Kelompok 6 menanggapi dengan analisis lebih mendalam. Mereka menjelaskan bahwa secara teori, otonomi daerah memiliki potensi besar menekan ketimpangan yang lahir dari sistem sentralisasi Orde Baru karena daerah kini punya kewenangan untuk bergerak lebih cepat, menentukan prioritas, dan mengelola anggaran pembangunan. Transfer fiskal dari pusat juga seharusnya menjadi alat pemerataan. Namun, di sisi lain, otonomi daerah juga dapat memunculkan ketimpangan baru, terutama akibat perbedaan kapasitas dan sumber daya. Mereka mencontohkan ketimpangan antara Jawa dan luar Jawa yang terlihat dari ketimpangan ekonomi, infrastruktur, pelayanan publik, dan kualitas sumber daya manusia. Daerah yang kuat SDM dan fiskalnya melaju cepat, sedangkan daerah yang lemah tertinggal — sehingga gap baru muncul meskipun kewenangan sudah diberikan.

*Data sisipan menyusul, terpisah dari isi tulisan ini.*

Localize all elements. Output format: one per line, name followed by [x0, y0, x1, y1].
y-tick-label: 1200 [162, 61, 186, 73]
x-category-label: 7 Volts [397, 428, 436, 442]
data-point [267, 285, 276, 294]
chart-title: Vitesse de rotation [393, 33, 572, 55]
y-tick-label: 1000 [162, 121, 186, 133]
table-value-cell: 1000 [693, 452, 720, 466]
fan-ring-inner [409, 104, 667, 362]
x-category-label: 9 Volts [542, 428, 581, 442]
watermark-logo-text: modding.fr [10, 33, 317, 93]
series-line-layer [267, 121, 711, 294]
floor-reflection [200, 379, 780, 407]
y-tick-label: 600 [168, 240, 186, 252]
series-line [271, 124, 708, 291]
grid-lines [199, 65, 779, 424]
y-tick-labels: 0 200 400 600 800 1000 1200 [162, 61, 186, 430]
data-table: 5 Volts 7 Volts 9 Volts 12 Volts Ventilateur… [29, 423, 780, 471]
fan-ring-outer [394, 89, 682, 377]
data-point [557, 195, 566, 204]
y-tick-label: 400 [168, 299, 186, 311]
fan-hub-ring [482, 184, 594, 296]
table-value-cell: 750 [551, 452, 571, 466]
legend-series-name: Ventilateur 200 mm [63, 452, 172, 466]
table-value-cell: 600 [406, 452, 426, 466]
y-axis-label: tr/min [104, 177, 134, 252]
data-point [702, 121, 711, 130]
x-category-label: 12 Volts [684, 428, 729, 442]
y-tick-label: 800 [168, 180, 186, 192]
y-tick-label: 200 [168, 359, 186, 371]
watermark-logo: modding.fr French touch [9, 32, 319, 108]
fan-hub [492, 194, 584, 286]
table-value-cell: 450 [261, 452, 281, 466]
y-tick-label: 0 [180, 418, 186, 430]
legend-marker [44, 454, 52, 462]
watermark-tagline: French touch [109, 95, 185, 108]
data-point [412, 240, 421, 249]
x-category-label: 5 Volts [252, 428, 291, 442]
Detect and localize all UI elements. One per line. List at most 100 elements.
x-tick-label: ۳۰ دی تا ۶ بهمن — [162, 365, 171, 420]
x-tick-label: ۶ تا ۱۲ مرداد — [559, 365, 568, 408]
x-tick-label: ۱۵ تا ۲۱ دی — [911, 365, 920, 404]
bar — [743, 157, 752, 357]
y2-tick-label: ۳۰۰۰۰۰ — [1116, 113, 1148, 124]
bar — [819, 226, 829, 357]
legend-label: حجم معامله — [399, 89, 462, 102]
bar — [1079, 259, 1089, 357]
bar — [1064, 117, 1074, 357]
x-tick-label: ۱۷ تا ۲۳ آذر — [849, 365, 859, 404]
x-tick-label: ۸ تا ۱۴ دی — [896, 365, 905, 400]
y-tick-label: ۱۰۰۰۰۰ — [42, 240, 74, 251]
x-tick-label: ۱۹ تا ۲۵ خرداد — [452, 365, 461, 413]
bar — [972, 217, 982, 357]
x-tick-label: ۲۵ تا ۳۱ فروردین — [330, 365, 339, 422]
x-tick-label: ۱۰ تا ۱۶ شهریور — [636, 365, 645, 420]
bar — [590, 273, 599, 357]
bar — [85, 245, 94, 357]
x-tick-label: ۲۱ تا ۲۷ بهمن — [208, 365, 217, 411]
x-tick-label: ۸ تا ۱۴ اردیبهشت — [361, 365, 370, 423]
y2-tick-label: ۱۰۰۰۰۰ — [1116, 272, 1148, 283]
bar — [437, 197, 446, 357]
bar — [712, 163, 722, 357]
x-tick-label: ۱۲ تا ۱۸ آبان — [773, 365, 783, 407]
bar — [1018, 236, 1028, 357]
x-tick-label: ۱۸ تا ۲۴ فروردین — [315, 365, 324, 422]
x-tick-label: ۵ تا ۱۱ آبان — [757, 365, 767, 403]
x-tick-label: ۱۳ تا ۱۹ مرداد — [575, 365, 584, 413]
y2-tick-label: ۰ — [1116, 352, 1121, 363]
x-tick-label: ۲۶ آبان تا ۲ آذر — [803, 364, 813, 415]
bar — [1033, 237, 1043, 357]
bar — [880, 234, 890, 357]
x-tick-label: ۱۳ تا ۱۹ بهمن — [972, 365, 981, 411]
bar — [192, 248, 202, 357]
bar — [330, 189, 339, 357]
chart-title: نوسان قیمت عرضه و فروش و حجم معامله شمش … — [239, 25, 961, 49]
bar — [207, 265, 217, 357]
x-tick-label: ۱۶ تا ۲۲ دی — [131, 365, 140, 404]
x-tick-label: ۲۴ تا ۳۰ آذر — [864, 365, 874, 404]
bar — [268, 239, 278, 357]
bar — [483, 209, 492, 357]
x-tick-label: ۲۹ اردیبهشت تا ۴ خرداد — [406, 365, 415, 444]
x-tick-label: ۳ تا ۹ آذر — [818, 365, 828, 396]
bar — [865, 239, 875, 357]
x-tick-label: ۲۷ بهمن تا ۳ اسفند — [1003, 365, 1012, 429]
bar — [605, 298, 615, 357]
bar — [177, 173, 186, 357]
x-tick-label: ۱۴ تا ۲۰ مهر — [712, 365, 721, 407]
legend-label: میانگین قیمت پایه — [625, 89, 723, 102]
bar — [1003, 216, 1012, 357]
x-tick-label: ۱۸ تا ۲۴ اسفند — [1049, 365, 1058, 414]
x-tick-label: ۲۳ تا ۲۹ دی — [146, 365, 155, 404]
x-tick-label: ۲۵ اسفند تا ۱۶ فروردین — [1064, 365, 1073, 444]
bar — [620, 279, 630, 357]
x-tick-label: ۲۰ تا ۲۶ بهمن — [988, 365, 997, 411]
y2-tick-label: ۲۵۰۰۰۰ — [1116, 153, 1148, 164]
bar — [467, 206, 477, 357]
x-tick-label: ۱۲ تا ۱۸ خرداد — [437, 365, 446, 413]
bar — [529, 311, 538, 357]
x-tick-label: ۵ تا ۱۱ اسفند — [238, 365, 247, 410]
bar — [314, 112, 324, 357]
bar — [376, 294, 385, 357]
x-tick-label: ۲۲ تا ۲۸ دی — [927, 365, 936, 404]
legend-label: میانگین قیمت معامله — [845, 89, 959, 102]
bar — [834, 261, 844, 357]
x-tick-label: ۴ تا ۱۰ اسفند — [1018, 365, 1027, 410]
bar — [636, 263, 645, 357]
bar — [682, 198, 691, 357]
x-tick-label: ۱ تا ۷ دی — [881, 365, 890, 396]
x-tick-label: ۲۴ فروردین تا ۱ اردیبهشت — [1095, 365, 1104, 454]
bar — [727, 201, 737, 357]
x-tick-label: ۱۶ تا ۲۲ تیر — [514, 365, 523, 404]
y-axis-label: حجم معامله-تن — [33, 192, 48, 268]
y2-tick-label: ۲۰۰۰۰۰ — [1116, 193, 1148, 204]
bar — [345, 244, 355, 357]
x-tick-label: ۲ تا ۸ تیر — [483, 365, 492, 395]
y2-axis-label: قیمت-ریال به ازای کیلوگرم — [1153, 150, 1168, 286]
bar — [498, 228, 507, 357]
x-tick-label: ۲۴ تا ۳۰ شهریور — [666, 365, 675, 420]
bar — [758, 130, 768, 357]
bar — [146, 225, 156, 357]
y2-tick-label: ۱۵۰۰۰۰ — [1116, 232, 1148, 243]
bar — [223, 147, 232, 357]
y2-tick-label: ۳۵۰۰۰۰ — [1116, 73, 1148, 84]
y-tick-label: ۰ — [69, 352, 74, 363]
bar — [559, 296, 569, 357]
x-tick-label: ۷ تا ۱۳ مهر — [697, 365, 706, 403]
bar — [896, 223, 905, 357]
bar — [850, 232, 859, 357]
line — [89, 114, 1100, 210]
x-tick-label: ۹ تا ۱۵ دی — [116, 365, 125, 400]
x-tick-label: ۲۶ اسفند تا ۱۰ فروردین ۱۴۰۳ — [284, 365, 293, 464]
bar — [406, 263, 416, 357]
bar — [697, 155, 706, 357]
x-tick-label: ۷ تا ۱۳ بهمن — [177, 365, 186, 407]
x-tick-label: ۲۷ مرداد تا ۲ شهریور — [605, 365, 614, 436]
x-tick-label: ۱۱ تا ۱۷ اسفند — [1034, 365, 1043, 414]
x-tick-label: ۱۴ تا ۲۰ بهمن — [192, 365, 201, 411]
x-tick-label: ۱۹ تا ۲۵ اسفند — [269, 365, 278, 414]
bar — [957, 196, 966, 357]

Pada sesi penutup, Ibu Emma Yunika Puspasari, S.Pd., M.Pd., memberikan penguatan terhadap gagasan yang dipaparkan Kelompok 6. Beliau menegaskan bahwa otonomi daerah memang tidak dimaksudkan sebagai sistem yang “langsung berhasil”, melainkan sebuah proses jangka panjang yang memerlukan dukungan regulasi, penguatan institusi, dan komitmen bersama antara pusat dan daerah. Beliau juga menekankan bahwa ketimpangan tidak akan hilang hanya dengan memusatkan kewenangan, tetapi melalui pemerataan kapasitas dan tata kelola yang baik. Dengan demikian, diskusi ini tidak hanya membuka wawasan mahasiswa tentang struktur pemerintahan daerah, tetapi juga pentingnya pendekatan institusional dalam membangun perekonomian yang lebih inklusif.